In the meantime, before the one-year anniversary of her daughter’s death in six weeks, Kanter hopes to launch a Facebook page for Jerusalem youth called “Interactivi-Lee,” where teenagers can reach out for help in a medium they are comfortable with.
this is old news to me i knew this 40 years ago they are just waking up to this haha .
Posted by: jancsipista | April 28, 2011 at 01:30 PM
Many more Chareidim, because they need a chareidi school. The Chareidi school disciminates & won't accept them if their father wears a blue shirt, or their parents were in Florida etc..
Force the schools to take Yiddishe children & not throw them out, because they wore a sleeveless top one time they needed attention etc, & most of trhe problem is solved.
Posted by: Loshon Hora | April 28, 2011 at 04:03 PM
Nineteen percent may not be in any school at all but what of the ones that are in "school"? No matter what the Charedim might label their "educational" institutions, they hardly qualify as worthy and the kids still graduate without the basic skills needed to work, or even being functionally literate in the language of the land.
Where in the Torah does it say secular knowledge is forbidden and you shouldn't work or teach your children the skills needed to work?
It is child abuse, a massive waste of human capital and a Chillul Hashem.
Posted by: David | April 28, 2011 at 04:50 PM
And after all THEY are calling themselves "Hevras Halomdim"-the Learning Society?
Posted by: Russian PhD | April 28, 2011 at 04:53 PM
Additionally, 8% of haredi youth are not enrolled in any kind of educational framework.
That 8% represents the "gifted" student population.
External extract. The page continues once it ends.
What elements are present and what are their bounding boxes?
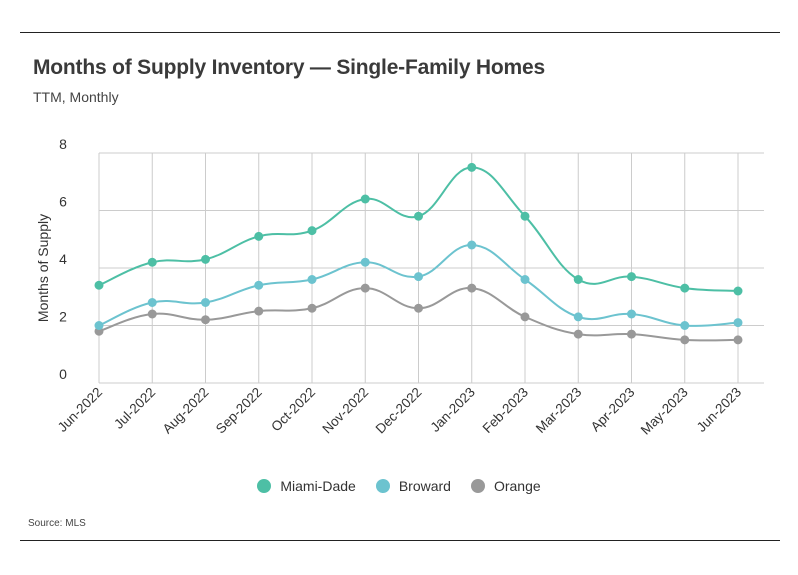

It's too bad the curriculum is not equipped to keep these budding Einsteins and Newtons intellectually engaged.
Posted by: Nigritude Ultramarine | April 28, 2011 at 06:29 PM
David, you're exactly right. In the Talmud it says (somewhere) "He who does not teach his son a trade, it is as if he taught him to be a robber."
Posted by: Dave | April 28, 2011 at 07:25 PM
The reason that haredi teenagers drop out of yeshiva is because their parents have no money to support them and they have to go to work to make money to live on. If the government would give the parents more money to live on and give the yeshivoth more money to keep these teenagers in yeshiva, there would be a lot less dropouts.
These dropouts in order to avoid being drafted usually fake mental illness. If they are unsuccessful in faking mental illness they usually end up in nachal haredi.
Posted by: Hakham Yosef Haim | April 29, 2011 at 01:31 PM
Have the government give the parents money? Are you kidding me? I am so sick of your community sucking the town dry and the Government dry! Stop trying to look for shortcuts and excuses to have someone else pay for your life. If you cannot financially afford to have a family you should have thought of that first instead of sucking money from us middle class individuals who are struggling now to find private schools for our children because you are sucking the money out of our district and our own child's education!